FERMI LAT COLLABORATION/DOE/NASA

Our galaxy is a whole lot bigger than it looks. New work finds that the Milky Way stretches nearly 2 million light-years across, more than 15 times wider than its luminous spiral disk. The number could lead to a better estimate of how massive the galaxy is and how many other galaxies orbit it.


Astronomers have long known that the brightest part of the Milky Way, the pancake-shaped disk of stars that houses the sun, is some 120,000 - 200,000 light-years across (SN: 8/1/19). Beyond this stellar disk is a disk of gas. A vast halo of dark matter, presumably full of invisible particles, engulfs both disks and stretches far beyond them (SN: 10/25/16). But because the dark halo emits no light, its diameter is hard to measure.


Now, Alis Deason, an astrophysicist at Durham University in England, and her colleagues have used nearby galaxies to locate the Milky Way’s edge. The precise diameter is 1.9 million light-years, give or take 0.4 million light-years, the team reports February 21 in a paper posted at arXiv.org.


To put that size into perspective, imagine a map in which the distance between the sun and the Earth is just one inch. If the Milky Way’s heart were at the center of the Earth, the galaxy’s edge would be four times farther away than the moon actually is.


To find the Milky Way’s edge, Deason’s team conducted computer simulations of how giant galaxies like the Milky Way form. In particular, the scientists sought cases where two giant galaxies arose side by side, like the Milky Way and Andromeda, our nearest giant neighbor, because each galaxy’s gravity tugs on the other (SN: 5/12/15). The simulations showed that just beyond the edge of a giant galaxy’s dark halo, the velocities of small nearby galaxies drop sharply (SN: 3/11/15).


Using existing telescope observations, Deason and her colleagues found a similar plunge in the speeds of small galaxies near the Milky Way. This occurred at a distance of about 950,000 light-years from the Milky Way’s center, marking the galaxy’s edge, the scientists say. The edge is 35 times farther from the galactic center than the sun is.


Although dark matter makes up most of the Milky Way’s mass, the simulations reveal that stars should also exist at these far-out distances. “Both have a well-defined edge,” Deason says. “The edge of the stars is very sharp, almost like the stars just stop at a particular radius.”

In the future, astronomers can refine the location of the Milky Way’s edge by discovering additional small galaxies nearby. Astronomers could also search for individual stars out at the boundary, says Mike Boylan-Kolchin, an astrophysicist at the University of Texas at Austin who was not involved with the study. The farthest such stars will be very dim, but future observations should be able to find them.
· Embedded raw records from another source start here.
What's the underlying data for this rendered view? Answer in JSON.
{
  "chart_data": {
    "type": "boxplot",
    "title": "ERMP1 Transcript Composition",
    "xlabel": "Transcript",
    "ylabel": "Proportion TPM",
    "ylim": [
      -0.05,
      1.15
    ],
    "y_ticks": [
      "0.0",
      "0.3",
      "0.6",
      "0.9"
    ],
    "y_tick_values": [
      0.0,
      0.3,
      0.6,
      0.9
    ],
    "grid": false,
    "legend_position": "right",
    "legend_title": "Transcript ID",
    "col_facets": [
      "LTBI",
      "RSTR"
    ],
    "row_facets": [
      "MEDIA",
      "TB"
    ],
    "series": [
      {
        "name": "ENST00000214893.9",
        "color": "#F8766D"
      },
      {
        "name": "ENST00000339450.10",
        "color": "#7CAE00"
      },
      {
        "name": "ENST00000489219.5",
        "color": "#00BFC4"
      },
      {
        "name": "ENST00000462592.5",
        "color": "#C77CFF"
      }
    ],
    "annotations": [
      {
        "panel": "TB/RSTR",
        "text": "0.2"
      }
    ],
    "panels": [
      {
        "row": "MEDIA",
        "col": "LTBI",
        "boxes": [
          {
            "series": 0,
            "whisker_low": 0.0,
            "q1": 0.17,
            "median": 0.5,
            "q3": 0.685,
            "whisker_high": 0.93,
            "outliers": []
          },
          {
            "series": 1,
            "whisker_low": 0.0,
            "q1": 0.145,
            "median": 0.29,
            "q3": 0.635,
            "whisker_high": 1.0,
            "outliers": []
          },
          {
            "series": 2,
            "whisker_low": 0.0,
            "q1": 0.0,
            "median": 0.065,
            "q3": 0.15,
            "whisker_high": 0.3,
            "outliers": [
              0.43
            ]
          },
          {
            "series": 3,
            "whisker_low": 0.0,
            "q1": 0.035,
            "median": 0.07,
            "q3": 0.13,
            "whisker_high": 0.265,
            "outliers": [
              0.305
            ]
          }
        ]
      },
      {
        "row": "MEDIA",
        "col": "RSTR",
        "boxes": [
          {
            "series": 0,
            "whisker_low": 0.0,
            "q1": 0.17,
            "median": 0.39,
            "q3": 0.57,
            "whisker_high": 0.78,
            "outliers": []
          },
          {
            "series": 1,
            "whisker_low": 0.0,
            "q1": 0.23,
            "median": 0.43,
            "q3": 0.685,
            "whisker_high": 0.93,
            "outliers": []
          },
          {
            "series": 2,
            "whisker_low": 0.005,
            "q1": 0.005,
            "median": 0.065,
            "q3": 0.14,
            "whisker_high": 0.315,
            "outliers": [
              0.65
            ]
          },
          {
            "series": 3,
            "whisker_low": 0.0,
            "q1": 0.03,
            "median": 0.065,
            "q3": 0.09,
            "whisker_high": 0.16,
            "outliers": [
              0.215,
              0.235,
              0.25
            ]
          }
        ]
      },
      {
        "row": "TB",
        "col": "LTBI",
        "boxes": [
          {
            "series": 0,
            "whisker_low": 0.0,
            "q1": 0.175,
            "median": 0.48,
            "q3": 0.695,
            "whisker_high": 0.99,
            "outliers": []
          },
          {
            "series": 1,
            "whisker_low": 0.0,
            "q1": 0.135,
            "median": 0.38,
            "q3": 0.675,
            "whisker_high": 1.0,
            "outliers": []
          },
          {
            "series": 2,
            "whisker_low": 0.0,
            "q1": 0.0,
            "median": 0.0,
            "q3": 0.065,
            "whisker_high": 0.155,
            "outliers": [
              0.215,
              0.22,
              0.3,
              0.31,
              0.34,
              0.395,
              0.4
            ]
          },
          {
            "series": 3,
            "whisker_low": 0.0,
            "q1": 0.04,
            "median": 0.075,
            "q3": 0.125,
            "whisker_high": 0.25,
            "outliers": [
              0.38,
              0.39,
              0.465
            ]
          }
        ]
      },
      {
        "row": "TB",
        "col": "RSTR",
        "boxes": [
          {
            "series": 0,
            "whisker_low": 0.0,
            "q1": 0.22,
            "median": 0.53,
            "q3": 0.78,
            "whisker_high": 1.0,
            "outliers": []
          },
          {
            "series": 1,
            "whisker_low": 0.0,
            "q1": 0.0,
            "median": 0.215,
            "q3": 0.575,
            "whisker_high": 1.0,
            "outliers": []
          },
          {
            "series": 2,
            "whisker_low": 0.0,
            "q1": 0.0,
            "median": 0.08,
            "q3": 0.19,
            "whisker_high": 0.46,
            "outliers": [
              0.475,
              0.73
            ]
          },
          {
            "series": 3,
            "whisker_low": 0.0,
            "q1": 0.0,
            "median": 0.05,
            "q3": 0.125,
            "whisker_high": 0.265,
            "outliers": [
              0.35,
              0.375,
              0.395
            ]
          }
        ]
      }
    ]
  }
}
The measurement should also help astronomers tease out other galactic properties. For instance, the larger the Milky Way, the more massive it is — and the more galaxies there should be revolving around it, says Rosemary Wyse, an astronomer at Johns Hopkins University who was not part of the new work. So far, there are about 60 known Milky Way satellites, but astronomers suspect that many more await discovery.